Reinaldo Tristán dejó de ser vasallo aquel atardecer de Jerónimo Gálvez, quien no se atrevió a replicarle.

Sus ojos traslucían la autoridad que le infundía el don que había despertado en su interior por obra de Begoña Salgado.

Ya en la cama, en la soledad de la habitación en la que había sentido miedos indefinidos en noches de pesadillas, se prometió que nunca se sometería a ningún jefe.

Antes de dormirse se convenció de que era diferente a otros niños, y al despertarse se ratificó.

Todavía con el regusto de su providencia, abordó a Begoña por la mañana, camino de la plaza en la que empleados municipales habían empezado a colocar el alumbrado de la feria.

—Ten mucho cuidado —le advirtió su amiga.

—¿Por qué?

—No te dejarán ser como eres.

En la cuesta de la calle de la posada tuvo ocasión de comprobar el acierto del consejo de Begoña.

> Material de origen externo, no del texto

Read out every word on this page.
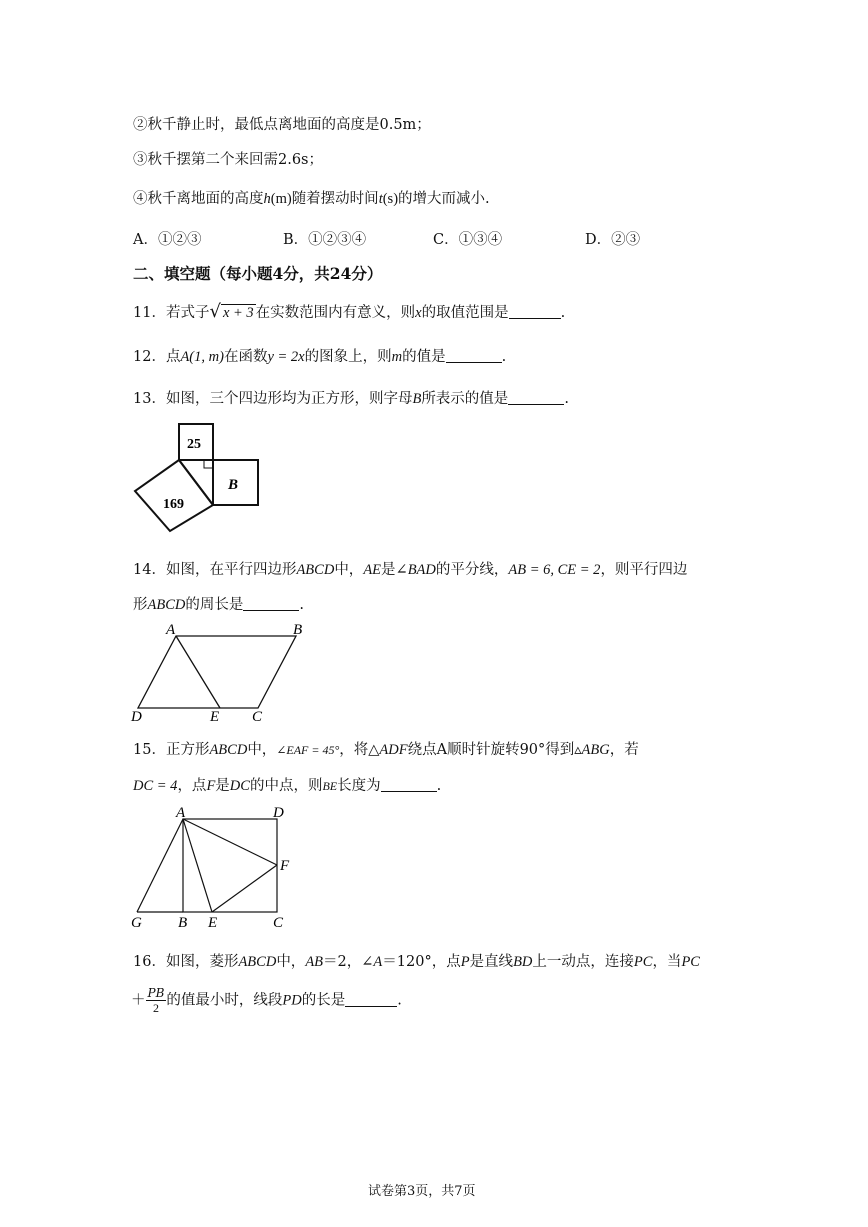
②秋千静止时，最低点离地面的高度是0.5m；
③秋千摆第二个来回需2.6s；
④秋千离地面的高度h(m)随着摆动时间t(s)的增大而减小.
A．①②③	B．①②③④	C．①③④	D．②③
二、填空题（每小题4分，共24分）
11．若式子√ x + 3 在实数范围内有意义，则x的取值范围是	.
12．点A(1, m)在函数y = 2x的图象上，则m的值是	.
13．如图，三个四边形均为正方形，则字母B所表示的值是	.
25
169
B
14．如图，在平行四边形ABCD中，AE是∠BAD的平分线，AB = 6, CE = 2，则平行四边
形ABCD的周长是	.
A	B
D	E C
15．正方形ABCD中，∠EAF = 45°，将△ADF绕点A顺时针旋转90°得到▵ABG，若
DC = 4，点F是DC的中点，则BE长度为	.
A	D
F
G B E	C
16．如图，菱形ABCD中，AB＝2，∠A＝120°，点P是直线BD上一动点，连接PC，当PC
＋ $\frac{PB}{2}$ 的值最小时，线段PD的长是	.
试卷第3页，共7页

Alberto «Caballo loco», siguiendo las órdenes que había madurado durante la noche Jerónimo Gálvez, se interpuso en su camino.

—¡Sepárate de la niña si eres hombre! —lo retó el gorila.

—Apártate, bruto descerebrado —escogió Reinaldo Tristán una frase de El Jabato.

Un iracundo «Caballo loco», espoleado por la cohorte de súbditos y pelotas de su gobernador, estiró el cuello, cogió carrerilla y se abalanzó sobre él, tratando de atraparlo entre su corpulencia y su odio.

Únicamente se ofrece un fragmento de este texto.